Crypto Firms Posing As Banks Face Scrutiny From Hong Kong Regulator

Source Bitcoinist

The Hong Kong Monetary Authority (HKMA) has warned the public about two foreign-based crypto companies allegedly misrepresenting themselves as banks. The firms were found to have used the term “bank” when describing their products and services, potentially misleading consumers.

HKMA Cracks Down On Crypto Firms Posing As Banks

The HKMA, which also serves as Hong Kong’s central bank, alerted the public today to be wary of two digital asset firms accused of falsely portraying themselves as banks. According to the regulator, such misrepresentation may breach Hong Kong’s Banking Ordinance, which governs the region’s banking sector.

For the uninitiated, the Banking Ordinance is the primary legislation regulating banking activities in Hong Kong. It mandates licensing, supervision, and oversight of banking operations while prohibiting unauthorized entities from presenting themselves as banks or offering banking services.

In its statement, the HKMA revealed that one of the firms claimed to be a bank, while the other advertised a card product on its website as a “bank card.” Such words, the regulator noted, could mislead consumers into believing the firms were operating under HKMA’s supervision. The announcement stated:

Other than licensed banks in Hong Kong, it is an offence for any person to use the word “bank” in the name or description under which the person carries on business, or makes any representation that the person is a bank or is carrying on banking business in Hong Kong.

While the regulator did not disclose the names of the two entities, it emphasized that crypto firms claiming licenses in other jurisdictions are not automatically recognized as licensed banks in Hong Kong.

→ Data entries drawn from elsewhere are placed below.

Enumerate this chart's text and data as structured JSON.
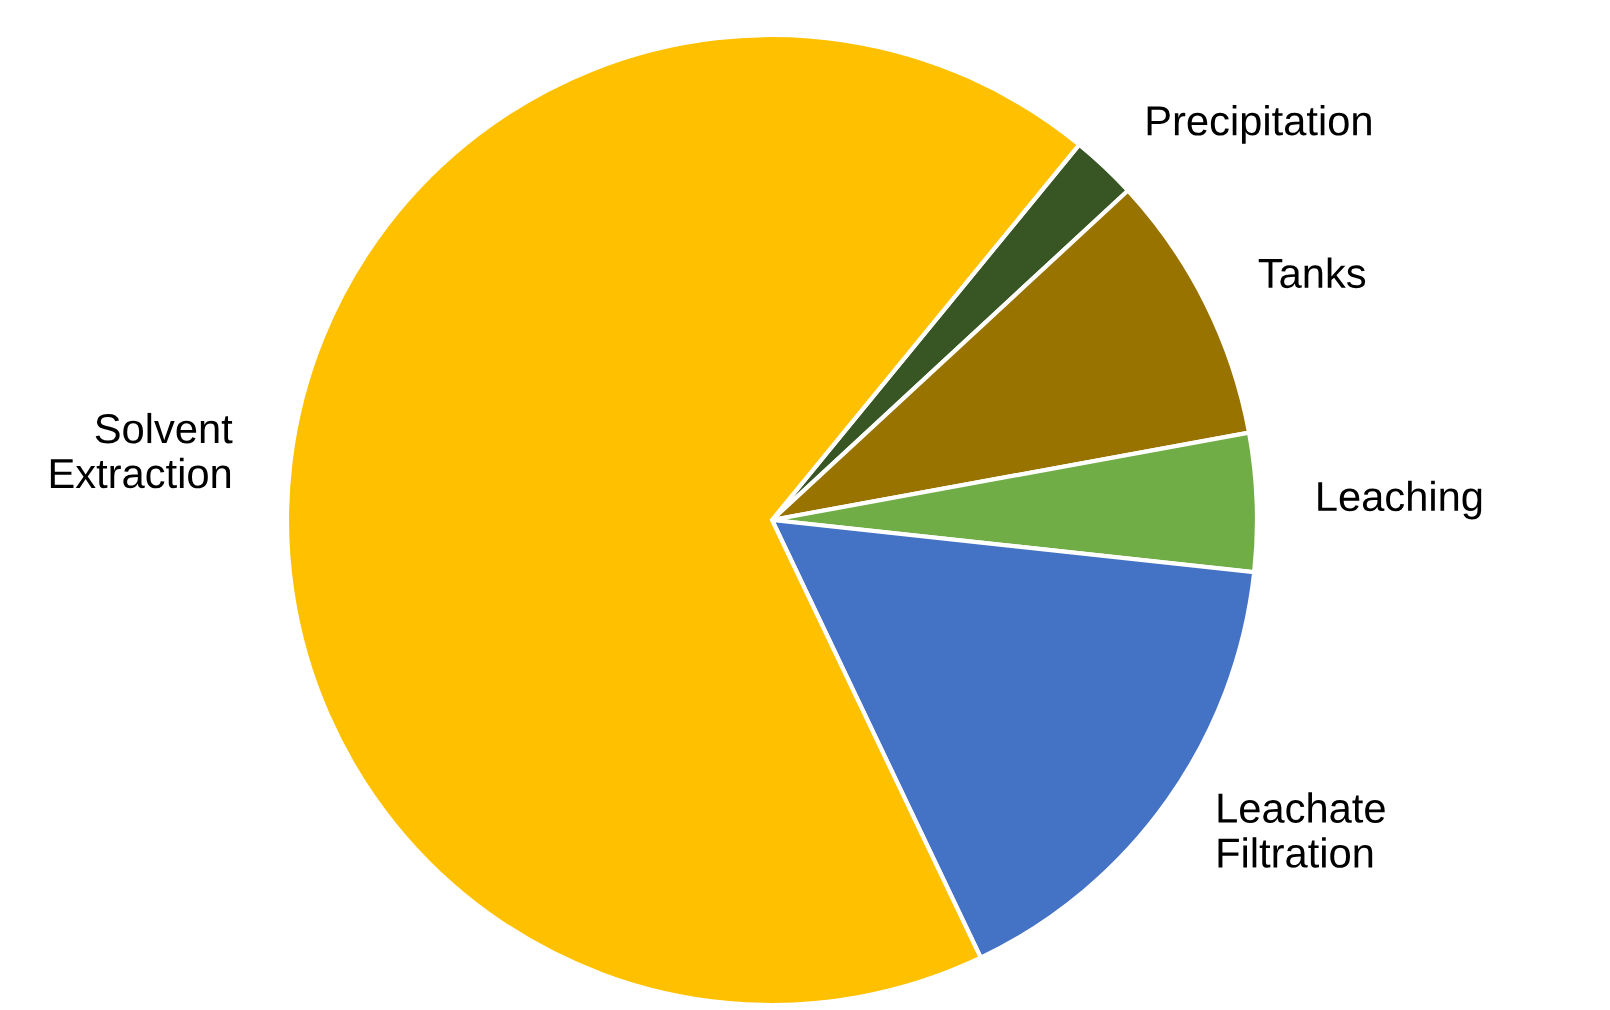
{
  "chart_data": {
    "type": "pie",
    "categories": [
      "Precipitation",
      "Tanks",
      "Leaching",
      "Leachate\nFiltration",
      "Solvent\nExtraction"
    ],
    "values": [
      2.2,
      9.0,
      4.6,
      16.2,
      68.0
    ],
    "colors": [
      "#375623",
      "#997300",
      "#70ad47",
      "#4472c4",
      "#ffc000"
    ],
    "legend": false
  }
}
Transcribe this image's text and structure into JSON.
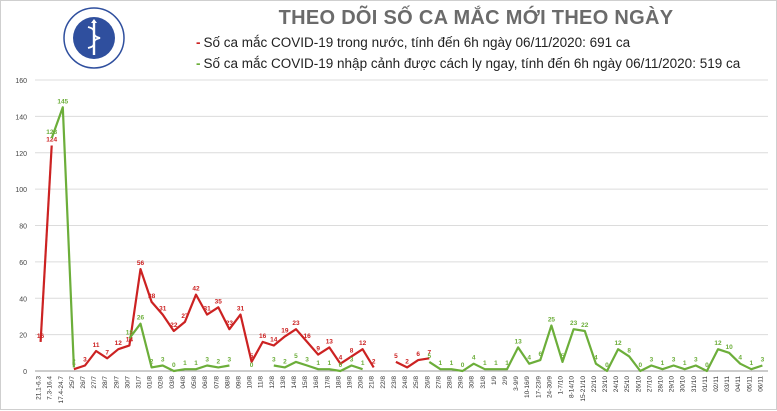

Despite Hong Kong’s ambition to establish itself as a global hub for cryptocurrency through favorable regulations, the region’s authorities are actively monitoring illegal activities linked to digital assets.

Hong Kong Wants To Become A Global Crypto Hub

Hong Kong’s crypto-friendly stance contrasts sharply with neighboring China, where a blanket ban on cryptocurrency-related activities remains. However, recent reports suggest China may be softening its approach to digital assets following Donald Trump’s 2024 US presidential election victory.

Hong Kong has emerged as one of the most crypto-progressive regions globally, particularly in Asia. According to a recent report by Chainalysis, Hong Kong ranked as the top region in East Asia for crypto adoption.

To enhance its crypto ecosystem, the Hong Kong Securities and Futures Commission (HKSFC) approved several Bitcoin (BTC) and Ethereum (ETH) exchange-traded funds (ETFs) earlier this year. This move highlighted the region’s confidence in the potential of digital assets to attract global capital.

In August, Hong Kong residents gained the ability to directly purchase BTC and ETH using Hong Kong or US dollars through the region’s largest online broker. More recently, the Hong Kong Stock Exchange (HKSE) launched Asia’s first EU-compliant crypto index, further solidifying Hong Kong’s status as a leader in the digital asset space.

Similarly, Hong Kong Legislative Council member Johnny Ng recently made a push to make it easier for crypto and Web3 firms in the region to obtain seamless access to banking services.

While Hong Kong’s regulatory environment aims to nurture the growth of the cryptocurrency industry, challenges persist. One of the primary concerns remains illicit activities, including money laundering through digital assets. BTC trades at $89,915 at press time, down 1.2% in the past 24 hours.